If you’ve long relied on opioid pain-relief for chronic pain and your doctor says you can’t have them anymore, what can you do? That’s the question on everyone’s lips after the Therapeutic Goods Administration (TGA) made it more difficult for chronic pain patients to obtain the pain-relief medication earlier this year. Doctors were told to only prescribe opioids when the benefits to the patient outweigh the risks.
The move was made in response to concerns about opioid-related overdoses. According to the TGA, every day in Australia, nearly 150 hospitalisations and 14 emergency department admissions involve opioid harm, and three people die from drug-induced deaths involving opioid use.
But the new changes are taking a particular toll on one Starts at 60 reader who has been on pain patches to treat chronic pain for years but was recently cut off by her GP due to the new changes. So, with the help of Dr Hester Wilson from the Royal Australian College of General Practitioners (RACGP), we decided to look into what other alternatives are out there for long-term users.
Opioids are basically a group of pain-relieving drugs that work by interacting with opioid receptors in your cells. They’ve been used for thousands of years but the popular pain-relief medication has in recent years been labelled as dangerous due to its many life-threatening side effects.
Dr Wilson says while there’s no doubt the medication is fantastic for the management of severe acute pain, for people in palliative care and those with cancer pain, it does come with “quite significant risks and harms”, including constipation, sleepiness and terrible withdrawal symptoms when you try to stop, not to mention, in some cases, they can also negatively affect the health of your brain.

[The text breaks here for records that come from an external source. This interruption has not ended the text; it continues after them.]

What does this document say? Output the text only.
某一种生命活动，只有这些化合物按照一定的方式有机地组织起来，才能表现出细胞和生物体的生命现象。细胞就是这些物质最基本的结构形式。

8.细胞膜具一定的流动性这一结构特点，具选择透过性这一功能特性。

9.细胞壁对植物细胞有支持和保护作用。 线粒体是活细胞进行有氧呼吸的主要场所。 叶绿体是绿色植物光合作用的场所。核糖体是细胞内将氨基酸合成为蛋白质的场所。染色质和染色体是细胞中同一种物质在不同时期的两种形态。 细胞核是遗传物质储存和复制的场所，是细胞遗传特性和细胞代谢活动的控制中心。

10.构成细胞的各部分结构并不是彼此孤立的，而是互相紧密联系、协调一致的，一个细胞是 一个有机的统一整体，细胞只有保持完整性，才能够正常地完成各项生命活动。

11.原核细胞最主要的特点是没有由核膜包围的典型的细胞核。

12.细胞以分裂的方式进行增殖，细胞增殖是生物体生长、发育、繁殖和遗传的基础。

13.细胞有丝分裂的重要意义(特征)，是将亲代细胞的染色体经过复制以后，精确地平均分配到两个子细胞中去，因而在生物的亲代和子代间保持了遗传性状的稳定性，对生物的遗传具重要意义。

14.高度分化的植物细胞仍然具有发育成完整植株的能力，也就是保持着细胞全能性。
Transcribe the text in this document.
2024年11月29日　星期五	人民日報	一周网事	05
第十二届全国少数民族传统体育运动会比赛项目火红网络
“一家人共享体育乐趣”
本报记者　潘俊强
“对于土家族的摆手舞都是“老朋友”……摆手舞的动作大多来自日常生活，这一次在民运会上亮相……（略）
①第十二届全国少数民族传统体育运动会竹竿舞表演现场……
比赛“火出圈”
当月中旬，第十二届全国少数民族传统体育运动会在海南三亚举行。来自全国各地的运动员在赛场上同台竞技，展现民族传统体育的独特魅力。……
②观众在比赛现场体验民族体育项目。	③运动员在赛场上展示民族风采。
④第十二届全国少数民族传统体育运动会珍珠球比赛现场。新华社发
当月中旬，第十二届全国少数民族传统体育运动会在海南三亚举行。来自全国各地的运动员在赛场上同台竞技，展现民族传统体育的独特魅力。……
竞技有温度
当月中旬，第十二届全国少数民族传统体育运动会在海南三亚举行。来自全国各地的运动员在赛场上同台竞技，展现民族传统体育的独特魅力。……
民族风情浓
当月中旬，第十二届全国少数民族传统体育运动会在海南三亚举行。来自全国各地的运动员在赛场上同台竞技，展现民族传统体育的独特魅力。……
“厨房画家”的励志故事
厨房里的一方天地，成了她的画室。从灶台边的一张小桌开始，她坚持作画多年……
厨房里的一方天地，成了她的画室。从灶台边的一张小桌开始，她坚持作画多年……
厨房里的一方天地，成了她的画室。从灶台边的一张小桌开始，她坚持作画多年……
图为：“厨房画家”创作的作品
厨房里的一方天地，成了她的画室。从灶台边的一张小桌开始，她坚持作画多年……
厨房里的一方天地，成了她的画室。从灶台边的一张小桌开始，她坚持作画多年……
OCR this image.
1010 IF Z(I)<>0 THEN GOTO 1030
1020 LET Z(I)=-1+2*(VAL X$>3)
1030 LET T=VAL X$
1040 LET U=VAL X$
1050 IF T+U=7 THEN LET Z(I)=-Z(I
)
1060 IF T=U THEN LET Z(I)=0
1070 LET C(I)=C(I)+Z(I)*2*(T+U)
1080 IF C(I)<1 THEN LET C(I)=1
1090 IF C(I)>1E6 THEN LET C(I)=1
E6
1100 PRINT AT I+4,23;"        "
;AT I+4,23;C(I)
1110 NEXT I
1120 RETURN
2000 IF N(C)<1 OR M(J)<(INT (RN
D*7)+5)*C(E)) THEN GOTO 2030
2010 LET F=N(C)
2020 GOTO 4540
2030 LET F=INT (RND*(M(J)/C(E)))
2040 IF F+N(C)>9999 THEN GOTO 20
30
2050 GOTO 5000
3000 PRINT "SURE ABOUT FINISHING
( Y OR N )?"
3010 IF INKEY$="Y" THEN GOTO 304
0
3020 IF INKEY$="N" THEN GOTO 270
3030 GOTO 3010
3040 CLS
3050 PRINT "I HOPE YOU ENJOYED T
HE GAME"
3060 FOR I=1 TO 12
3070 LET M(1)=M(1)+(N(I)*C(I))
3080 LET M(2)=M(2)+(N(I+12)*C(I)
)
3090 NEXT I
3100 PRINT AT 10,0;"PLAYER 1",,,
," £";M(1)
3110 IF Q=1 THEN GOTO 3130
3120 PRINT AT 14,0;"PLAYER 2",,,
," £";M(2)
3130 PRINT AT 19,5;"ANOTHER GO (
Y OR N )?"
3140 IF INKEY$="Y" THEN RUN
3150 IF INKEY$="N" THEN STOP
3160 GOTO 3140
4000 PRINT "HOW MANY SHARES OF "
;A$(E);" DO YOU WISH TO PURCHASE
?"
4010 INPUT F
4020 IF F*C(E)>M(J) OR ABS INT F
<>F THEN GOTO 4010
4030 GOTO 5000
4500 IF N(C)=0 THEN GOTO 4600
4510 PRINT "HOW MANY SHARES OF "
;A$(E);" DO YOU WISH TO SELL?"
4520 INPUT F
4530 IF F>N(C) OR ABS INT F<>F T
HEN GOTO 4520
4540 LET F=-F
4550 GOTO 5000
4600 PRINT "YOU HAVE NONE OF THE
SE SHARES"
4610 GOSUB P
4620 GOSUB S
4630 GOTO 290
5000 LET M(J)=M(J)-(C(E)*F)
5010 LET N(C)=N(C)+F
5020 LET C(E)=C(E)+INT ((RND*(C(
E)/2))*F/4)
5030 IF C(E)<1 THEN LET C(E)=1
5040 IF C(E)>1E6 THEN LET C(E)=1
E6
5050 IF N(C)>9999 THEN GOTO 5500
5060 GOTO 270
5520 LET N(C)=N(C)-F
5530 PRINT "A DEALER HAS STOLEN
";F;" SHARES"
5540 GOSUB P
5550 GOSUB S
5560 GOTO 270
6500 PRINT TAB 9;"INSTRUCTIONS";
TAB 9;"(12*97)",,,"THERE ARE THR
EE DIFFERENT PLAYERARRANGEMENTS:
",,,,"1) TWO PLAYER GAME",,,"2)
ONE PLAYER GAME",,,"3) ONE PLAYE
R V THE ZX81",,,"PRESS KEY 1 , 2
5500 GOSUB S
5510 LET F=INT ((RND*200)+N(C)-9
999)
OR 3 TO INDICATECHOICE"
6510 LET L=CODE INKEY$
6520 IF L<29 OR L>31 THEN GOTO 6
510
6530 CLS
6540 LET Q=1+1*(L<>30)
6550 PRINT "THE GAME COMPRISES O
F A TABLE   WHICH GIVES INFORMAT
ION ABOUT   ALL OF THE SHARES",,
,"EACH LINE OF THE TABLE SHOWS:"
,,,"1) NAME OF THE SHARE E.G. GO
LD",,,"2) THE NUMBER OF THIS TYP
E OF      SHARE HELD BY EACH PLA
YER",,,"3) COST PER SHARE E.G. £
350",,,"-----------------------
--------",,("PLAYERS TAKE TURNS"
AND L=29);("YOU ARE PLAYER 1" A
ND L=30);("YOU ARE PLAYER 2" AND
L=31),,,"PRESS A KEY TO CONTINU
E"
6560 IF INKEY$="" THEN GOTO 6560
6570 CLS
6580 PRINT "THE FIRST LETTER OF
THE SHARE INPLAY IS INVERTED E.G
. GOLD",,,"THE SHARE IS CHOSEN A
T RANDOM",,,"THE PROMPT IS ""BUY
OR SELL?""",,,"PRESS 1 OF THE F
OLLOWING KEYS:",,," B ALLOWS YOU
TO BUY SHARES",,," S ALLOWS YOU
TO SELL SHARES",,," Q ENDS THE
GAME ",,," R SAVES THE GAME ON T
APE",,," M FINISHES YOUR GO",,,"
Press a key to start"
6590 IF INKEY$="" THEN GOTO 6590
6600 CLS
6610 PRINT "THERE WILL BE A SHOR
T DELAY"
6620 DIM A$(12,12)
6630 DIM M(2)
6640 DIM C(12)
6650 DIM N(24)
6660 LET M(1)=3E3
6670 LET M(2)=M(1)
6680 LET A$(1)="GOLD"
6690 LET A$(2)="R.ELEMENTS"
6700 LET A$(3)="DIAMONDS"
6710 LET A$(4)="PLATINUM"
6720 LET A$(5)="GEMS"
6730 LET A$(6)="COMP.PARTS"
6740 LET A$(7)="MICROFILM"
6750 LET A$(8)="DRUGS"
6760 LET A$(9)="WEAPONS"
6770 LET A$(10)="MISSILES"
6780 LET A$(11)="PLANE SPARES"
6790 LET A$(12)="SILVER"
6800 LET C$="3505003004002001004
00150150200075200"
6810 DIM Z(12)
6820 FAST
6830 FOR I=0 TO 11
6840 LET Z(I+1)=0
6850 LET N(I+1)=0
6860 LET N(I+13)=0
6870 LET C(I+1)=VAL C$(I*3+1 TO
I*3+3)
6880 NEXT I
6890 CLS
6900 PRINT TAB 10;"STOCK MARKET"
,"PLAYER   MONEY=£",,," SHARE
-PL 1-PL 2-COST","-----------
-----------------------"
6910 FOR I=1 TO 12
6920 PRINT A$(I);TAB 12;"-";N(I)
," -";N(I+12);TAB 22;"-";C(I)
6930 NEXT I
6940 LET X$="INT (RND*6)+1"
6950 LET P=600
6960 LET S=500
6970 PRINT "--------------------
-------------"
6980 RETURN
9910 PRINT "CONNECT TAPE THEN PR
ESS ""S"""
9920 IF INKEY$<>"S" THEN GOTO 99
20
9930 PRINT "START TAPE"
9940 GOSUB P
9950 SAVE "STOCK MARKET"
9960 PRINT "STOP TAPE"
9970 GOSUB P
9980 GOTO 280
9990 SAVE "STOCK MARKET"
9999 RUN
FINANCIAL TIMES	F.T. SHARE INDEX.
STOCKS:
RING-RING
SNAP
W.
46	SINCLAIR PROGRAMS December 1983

“You’re likely to have side effects… and in a group of people it leads to overdose, and in some of those people it’s fatal and that’s just tragic,” she says, adding in many cases, people become hypersensitive to opioids if they take them long-term, meaning patients typically need to use increased dosages to manage pain.
“For many people, it actually stops working,” Dr Wilson says. “After a period of time, it becomes less effective.”
In fact, a study, published in the Journal of the American Medical Association by McMaster University researchers, found opioids may only help slightly when it comes to treating non-cancer pain.
Dr Wilson adds opioids can also pose a significant risk for older Aussies with other pre-existing conditions, explaining that: “As you get older, your risks [increase] because of other health conditions.”
The good news is there are safe alternatives out there for alleviating pain and, according to Dr Wilson, one of the most effective ways to manage pain includes talking therapy.
“Some people might go really? [But], there’s some really good evidence that [suggests] talking to a phycologist or a counsellor to help you plan your days, activities, and the way you think about your pain… can make a huge difference.”
Other alternatives include hydrotherapy (physiotherapy treatment carried out in the water), swimming, gentle exercises like walking, normal physiotherapy and strength training. Dr Wilson adds that some people even find acupuncture and massage therapy helpful, but there’s not a great deal of evidence around them.
She says you can also take things like paracetamol for decreasing discomfort, as well as some anti-inflammatory medications like ibuprofen, however, Dr Wilson says it’s important to remember that all medications come with some side effects.
Before starting a new treatment, she recommends thinking about what is most appropriate for you and talking to your GP about it. And if you’re GP has recommended going on opioids for a short period of time, remember to do your research, ask a lot of questions, and get a second opinion if you’re not happy.
IMPORTANT LEGAL INFO This article is of a general nature and FYI only, because it doesn’t take into account your personal health requirements or existing medical conditions. That means it’s not personalised health advice and shouldn’t be relied upon as if it is. Before making a health-related decision, you should work out if the info is appropriate for your situation and get professional medical advice.